15Pascale TOLLANCE. The inhuman is of central importance in Under the Volcano, a novel where the main character appears as both superhuman and sub-human, but also fails to be entirely heroic by being all too human. Far from delivering any simple humanistic message, the book questions the existence of a middle way between a fatal retreat from reality and the deceptions inherent in the values shared by common humanity. The story of the Consul might illustrate the dangers of self-exclusion as it gives free rein to dark inhuman forces which find an echo in the rise of totalitarianism and the spectre of war. At the same time, the book displaces the limits between the human and the inhuman rather than consolidating them. It transforms the characters into a web of disembodied voices, into text and music. Thus, the disintegration of unity, the blurring of definitions and contours do not simply equate destruction, but take on the form of a positive and liberating exploration of otherness.
16André TOPIA. The various mannerisms and physical convulsions of Dickensian figures point to unbearable economic and social pressure displaced towards more or less controlled somatic manifestations. The episode of Miss Mowcher in David Copperfield illustrates this link between bodily symptoms and economic strategies, between cosmetic trompe l'oeil and commercial transaction. The spatial framing of the figure, in the manner of a tableau vivant, emphasizes the theatrical dimension of the scene. Behind the staging of masculine erotic voyeurism one can feel an effort to domesticate Miss Mowcher's female energy in its physical, social or linguistic dimensions, even though the male master can hardly channel the uncontrolled energy of his creature. Miss Mowcher's polymorphous gestuality creates an enigmatic language governed by disymmetry, imbalance and disarticulation. Both a fairy and a witch, she has all the characteristics of the folktale trickster revisited by the Victorian pantomime. Though her discourse and conduct may appear scandalous and subversive, she ultimately contributes to social order by restoring acceptable aesthetic decorum to the bodies on which she Works. She is in this a perfect representative of the expanding commodity culture and of the art of recycling.

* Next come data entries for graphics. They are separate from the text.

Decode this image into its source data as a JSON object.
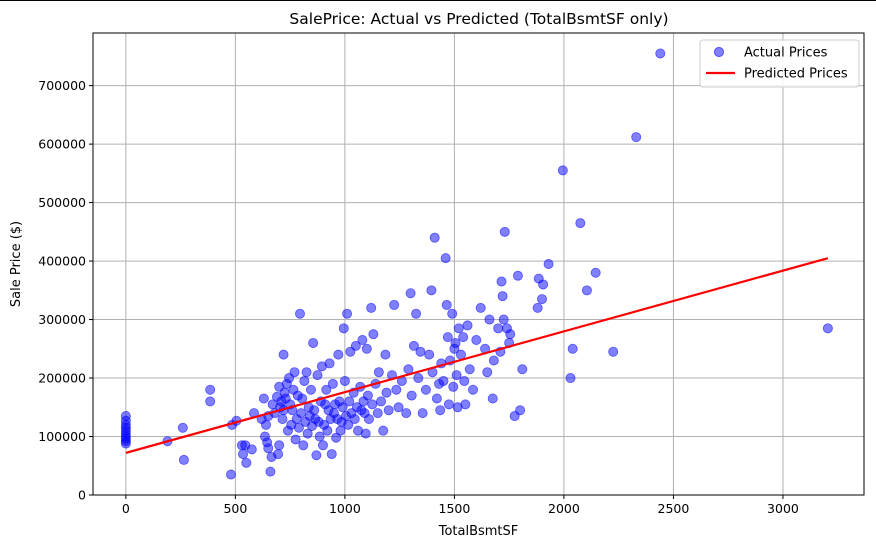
{
  "chart_data": {
    "type": "scatter",
    "title": "SalePrice: Actual vs Predicted (TotalBsmtSF only)",
    "xlabel": "TotalBsmtSF",
    "ylabel": "Sale Price ($)",
    "xlim": [
      -150,
      3370
    ],
    "ylim": [
      0,
      790000
    ],
    "xticks": [
      0,
      500,
      1000,
      1500,
      2000,
      2500,
      3000
    ],
    "yticks": [
      0,
      100000,
      200000,
      300000,
      400000,
      500000,
      600000,
      700000
    ],
    "grid": true,
    "legend_position": "top-right",
    "colors": {
      "actual": "#0000ff",
      "predicted": "#ff0000"
    },
    "series": [
      {
        "name": "Actual Prices",
        "kind": "scatter",
        "points": [
          [
            0,
            135000
          ],
          [
            0,
            127000
          ],
          [
            0,
            120000
          ],
          [
            0,
            115000
          ],
          [
            0,
            110000
          ],
          [
            0,
            105000
          ],
          [
            0,
            100000
          ],
          [
            0,
            96000
          ],
          [
            0,
            92000
          ],
          [
            0,
            88000
          ],
          [
            190,
            92000
          ],
          [
            260,
            115000
          ],
          [
            265,
            60000
          ],
          [
            385,
            180000
          ],
          [
            385,
            160000
          ],
          [
            480,
            35000
          ],
          [
            485,
            120000
          ],
          [
            505,
            127000
          ],
          [
            530,
            85000
          ],
          [
            535,
            70000
          ],
          [
            545,
            85000
          ],
          [
            550,
            55000
          ],
          [
            575,
            78000
          ],
          [
            585,
            140000
          ],
          [
            620,
            130000
          ],
          [
            630,
            165000
          ],
          [
            635,
            100000
          ],
          [
            640,
            120000
          ],
          [
            645,
            90000
          ],
          [
            650,
            80000
          ],
          [
            650,
            135000
          ],
          [
            660,
            40000
          ],
          [
            665,
            65000
          ],
          [
            670,
            155000
          ],
          [
            680,
            140000
          ],
          [
            690,
            168000
          ],
          [
            695,
            70000
          ],
          [
            700,
            85000
          ],
          [
            700,
            185000
          ],
          [
            705,
            150000
          ],
          [
            710,
            160000
          ],
          [
            715,
            130000
          ],
          [
            720,
            145000
          ],
          [
            720,
            240000
          ],
          [
            725,
            175000
          ],
          [
            730,
            165000
          ],
          [
            735,
            190000
          ],
          [
            740,
            110000
          ],
          [
            745,
            200000
          ],
          [
            750,
            155000
          ],
          [
            755,
            120000
          ],
          [
            760,
            145000
          ],
          [
            765,
            180000
          ],
          [
            770,
            210000
          ],
          [
            775,
            95000
          ],
          [
            780,
            130000
          ],
          [
            785,
            170000
          ],
          [
            790,
            115000
          ],
          [
            795,
            310000
          ],
          [
            800,
            140000
          ],
          [
            805,
            165000
          ],
          [
            810,
            85000
          ],
          [
            815,
            195000
          ],
          [
            820,
            125000
          ],
          [
            825,
            210000
          ],
          [
            830,
            105000
          ],
          [
            835,
            150000
          ],
          [
            840,
            135000
          ],
          [
            845,
            180000
          ],
          [
            850,
            118000
          ],
          [
            855,
            260000
          ],
          [
            860,
            145000
          ],
          [
            865,
            130000
          ],
          [
            870,
            68000
          ],
          [
            875,
            205000
          ],
          [
            880,
            125000
          ],
          [
            885,
            100000
          ],
          [
            890,
            160000
          ],
          [
            895,
            220000
          ],
          [
            900,
            85000
          ],
          [
            905,
            120000
          ],
          [
            910,
            155000
          ],
          [
            915,
            180000
          ],
          [
            920,
            110000
          ],
          [
            925,
            145000
          ],
          [
            930,
            225000
          ],
          [
            935,
            130000
          ],
          [
            940,
            70000
          ],
          [
            945,
            190000
          ],
          [
            950,
            140000
          ],
          [
            955,
            155000
          ],
          [
            960,
            98000
          ],
          [
            965,
            130000
          ],
          [
            970,
            240000
          ],
          [
            975,
            160000
          ],
          [
            980,
            110000
          ],
          [
            985,
            125000
          ],
          [
            990,
            150000
          ],
          [
            995,
            285000
          ],
          [
            1000,
            195000
          ],
          [
            1005,
            135000
          ],
          [
            1010,
            310000
          ],
          [
            1015,
            120000
          ],
          [
            1020,
            160000
          ],
          [
            1025,
            245000
          ],
          [
            1030,
            140000
          ],
          [
            1040,
            175000
          ],
          [
            1045,
            130000
          ],
          [
            1050,
            255000
          ],
          [
            1055,
            150000
          ],
          [
            1060,
            110000
          ],
          [
            1070,
            185000
          ],
          [
            1075,
            145000
          ],
          [
            1080,
            265000
          ],
          [
            1085,
            160000
          ],
          [
            1090,
            140000
          ],
          [
            1095,
            105000
          ],
          [
            1100,
            250000
          ],
          [
            1105,
            170000
          ],
          [
            1110,
            130000
          ],
          [
            1120,
            320000
          ],
          [
            1125,
            155000
          ],
          [
            1130,
            275000
          ],
          [
            1140,
            190000
          ],
          [
            1150,
            140000
          ],
          [
            1155,
            210000
          ],
          [
            1165,
            160000
          ],
          [
            1175,
            110000
          ],
          [
            1185,
            240000
          ],
          [
            1190,
            175000
          ],
          [
            1200,
            145000
          ],
          [
            1215,
            205000
          ],
          [
            1225,
            325000
          ],
          [
            1235,
            180000
          ],
          [
            1245,
            150000
          ],
          [
            1260,
            195000
          ],
          [
            1280,
            140000
          ],
          [
            1290,
            215000
          ],
          [
            1300,
            345000
          ],
          [
            1305,
            170000
          ],
          [
            1315,
            255000
          ],
          [
            1325,
            310000
          ],
          [
            1335,
            200000
          ],
          [
            1345,
            245000
          ],
          [
            1355,
            140000
          ],
          [
            1370,
            180000
          ],
          [
            1385,
            240000
          ],
          [
            1395,
            350000
          ],
          [
            1400,
            210000
          ],
          [
            1410,
            440000
          ],
          [
            1420,
            165000
          ],
          [
            1430,
            190000
          ],
          [
            1435,
            145000
          ],
          [
            1440,
            225000
          ],
          [
            1450,
            195000
          ],
          [
            1460,
            405000
          ],
          [
            1465,
            325000
          ],
          [
            1470,
            270000
          ],
          [
            1475,
            155000
          ],
          [
            1480,
            230000
          ],
          [
            1490,
            310000
          ],
          [
            1495,
            185000
          ],
          [
            1500,
            250000
          ],
          [
            1505,
            260000
          ],
          [
            1510,
            205000
          ],
          [
            1515,
            150000
          ],
          [
            1520,
            285000
          ],
          [
            1530,
            240000
          ],
          [
            1540,
            270000
          ],
          [
            1545,
            195000
          ],
          [
            1550,
            155000
          ],
          [
            1560,
            290000
          ],
          [
            1570,
            215000
          ],
          [
            1585,
            180000
          ],
          [
            1600,
            265000
          ],
          [
            1620,
            320000
          ],
          [
            1640,
            250000
          ],
          [
            1650,
            210000
          ],
          [
            1660,
            300000
          ],
          [
            1675,
            165000
          ],
          [
            1680,
            230000
          ],
          [
            1700,
            285000
          ],
          [
            1710,
            245000
          ],
          [
            1715,
            365000
          ],
          [
            1720,
            340000
          ],
          [
            1725,
            300000
          ],
          [
            1730,
            450000
          ],
          [
            1740,
            285000
          ],
          [
            1750,
            260000
          ],
          [
            1755,
            275000
          ],
          [
            1775,
            135000
          ],
          [
            1790,
            375000
          ],
          [
            1800,
            145000
          ],
          [
            1810,
            215000
          ],
          [
            1880,
            320000
          ],
          [
            1885,
            370000
          ],
          [
            1900,
            335000
          ],
          [
            1905,
            360000
          ],
          [
            1930,
            395000
          ],
          [
            1995,
            555000
          ],
          [
            2030,
            200000
          ],
          [
            2040,
            250000
          ],
          [
            2075,
            465000
          ],
          [
            2105,
            350000
          ],
          [
            2145,
            380000
          ],
          [
            2225,
            245000
          ],
          [
            2330,
            612000
          ],
          [
            2440,
            755000
          ],
          [
            3205,
            285000
          ]
        ]
      },
      {
        "name": "Predicted Prices",
        "kind": "line",
        "points": [
          [
            0,
            72000
          ],
          [
            3205,
            405000
          ]
        ]
      }
    ]
  }
}
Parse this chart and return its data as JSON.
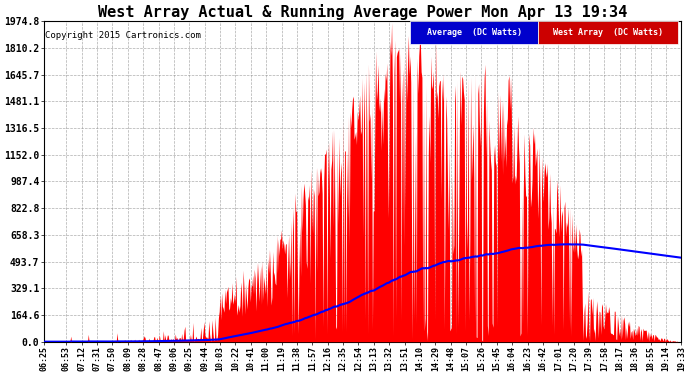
{
  "title": "West Array Actual & Running Average Power Mon Apr 13 19:34",
  "copyright": "Copyright 2015 Cartronics.com",
  "legend_labels": [
    "Average  (DC Watts)",
    "West Array  (DC Watts)"
  ],
  "yticks": [
    0.0,
    164.6,
    329.1,
    493.7,
    658.3,
    822.8,
    987.4,
    1152.0,
    1316.5,
    1481.1,
    1645.7,
    1810.2,
    1974.8
  ],
  "ymax": 1974.8,
  "ymin": 0.0,
  "background_color": "#ffffff",
  "plot_bg_color": "#ffffff",
  "grid_color": "#999999",
  "bar_color": "#ff0000",
  "avg_color": "#0000ff",
  "legend_blue_bg": "#0000cc",
  "legend_red_bg": "#cc0000",
  "title_fontsize": 11,
  "xtick_labels": [
    "06:25",
    "06:53",
    "07:12",
    "07:31",
    "07:50",
    "08:09",
    "08:28",
    "08:47",
    "09:06",
    "09:25",
    "09:44",
    "10:03",
    "10:22",
    "10:41",
    "11:00",
    "11:19",
    "11:38",
    "11:57",
    "12:16",
    "12:35",
    "12:54",
    "13:13",
    "13:32",
    "13:51",
    "14:10",
    "14:29",
    "14:48",
    "15:07",
    "15:26",
    "15:45",
    "16:04",
    "16:23",
    "16:42",
    "17:01",
    "17:20",
    "17:39",
    "17:58",
    "18:17",
    "18:36",
    "18:55",
    "19:14",
    "19:33"
  ]
}
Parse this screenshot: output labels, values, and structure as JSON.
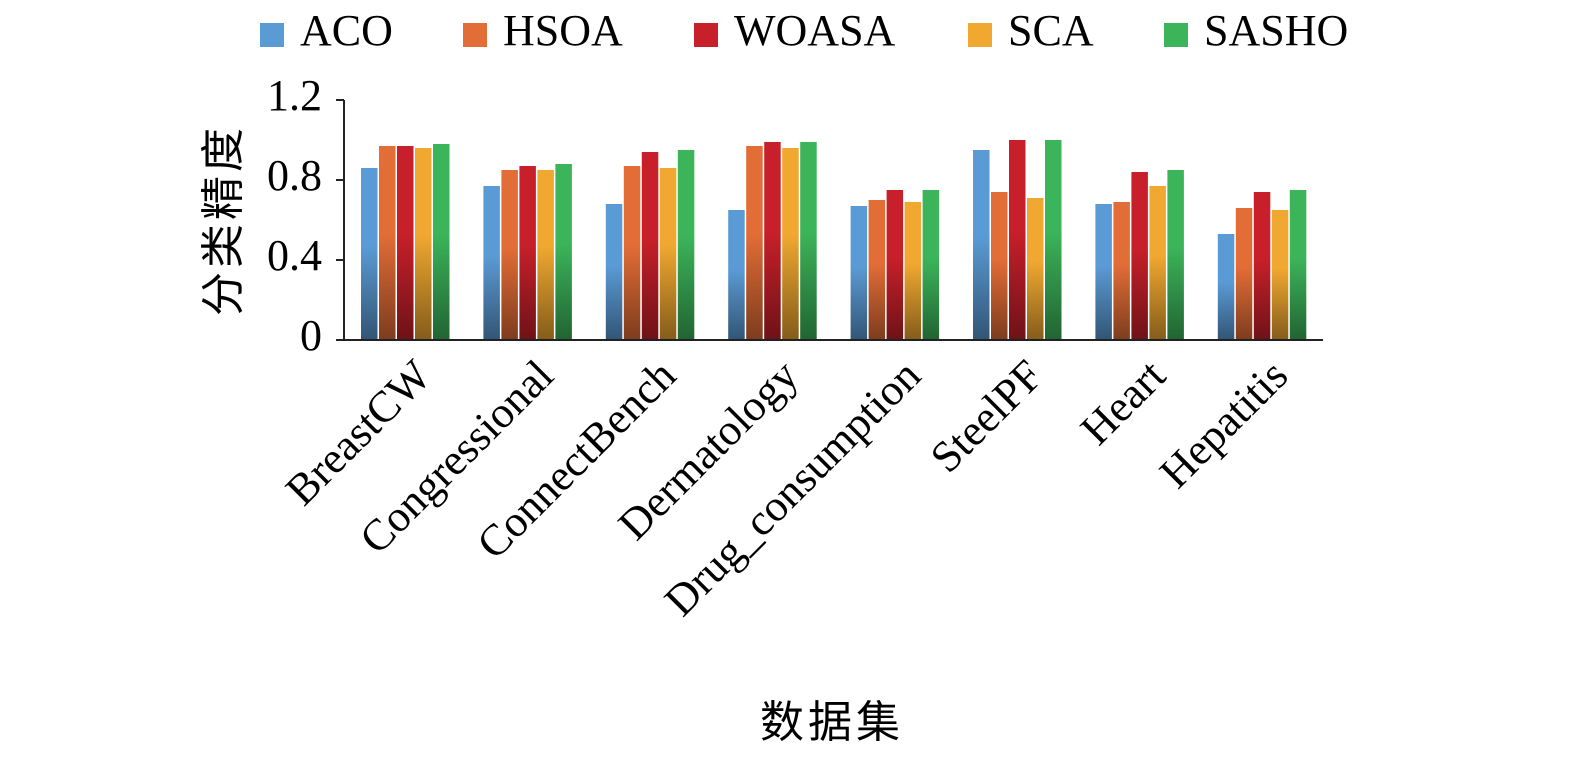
{
  "chart_data": {
    "type": "bar",
    "categories": [
      "BreastCW",
      "Congressional",
      "ConnectBench",
      "Dermatology",
      "Drug_consumption",
      "SteelPF",
      "Heart",
      "Hepatitis"
    ],
    "series": [
      {
        "name": "ACO",
        "color": "#5b9bd5",
        "values": [
          0.86,
          0.77,
          0.68,
          0.65,
          0.67,
          0.95,
          0.68,
          0.53
        ]
      },
      {
        "name": "HSOA",
        "color": "#e36d37",
        "values": [
          0.97,
          0.85,
          0.87,
          0.97,
          0.7,
          0.74,
          0.69,
          0.66
        ]
      },
      {
        "name": "WOASA",
        "color": "#c8202a",
        "values": [
          0.97,
          0.87,
          0.94,
          0.99,
          0.75,
          1.0,
          0.84,
          0.74
        ]
      },
      {
        "name": "SCA",
        "color": "#f0a830",
        "values": [
          0.96,
          0.85,
          0.86,
          0.96,
          0.69,
          0.71,
          0.77,
          0.65
        ]
      },
      {
        "name": "SASHO",
        "color": "#3cb55a",
        "values": [
          0.98,
          0.88,
          0.95,
          0.99,
          0.75,
          1.0,
          0.85,
          0.75
        ]
      }
    ],
    "ylim": [
      0,
      1.2
    ],
    "yticks": [
      "0",
      "0.4",
      "0.8",
      "1.2"
    ],
    "ytick_values": [
      0,
      0.4,
      0.8,
      1.2
    ],
    "xlabel": "数据集",
    "ylabel": "分类精度",
    "legend_position": "top",
    "grid": false
  }
}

17Paul VOLSIK. Cet article part d’un constat : le mot « inhumain », au sens de ce qui va à l’encontre des besoins, des goûts et de la « nature » de l’homme, est couramment appliqué à l’architecture moderniste (le style international de 1910 à 1965), notamment aux grands ensembles du modernisme tardif. Ce jugement est porté autant par ceux qui y habitent que par les théoriciens et praticiens post-modernistes. Prenant comme points de repère certains aspects des travaux de Le Corbusier, et comme « repoussoir » un poème de W. B. Yeats (« The Lake Isle of Innisfree »), l’article tente de cerner cet usage notamment à travers l’exemple d’une cité anglaise (le « Park Hill Estate » à Sheffield) et de réfléchir aux problèmes de la « lecture » en proposant des analogies possibles entre le désarroi si souvent ressenti devant l’architecture moderniste et celui de bien des lecteurs de la poésie « Modernist ».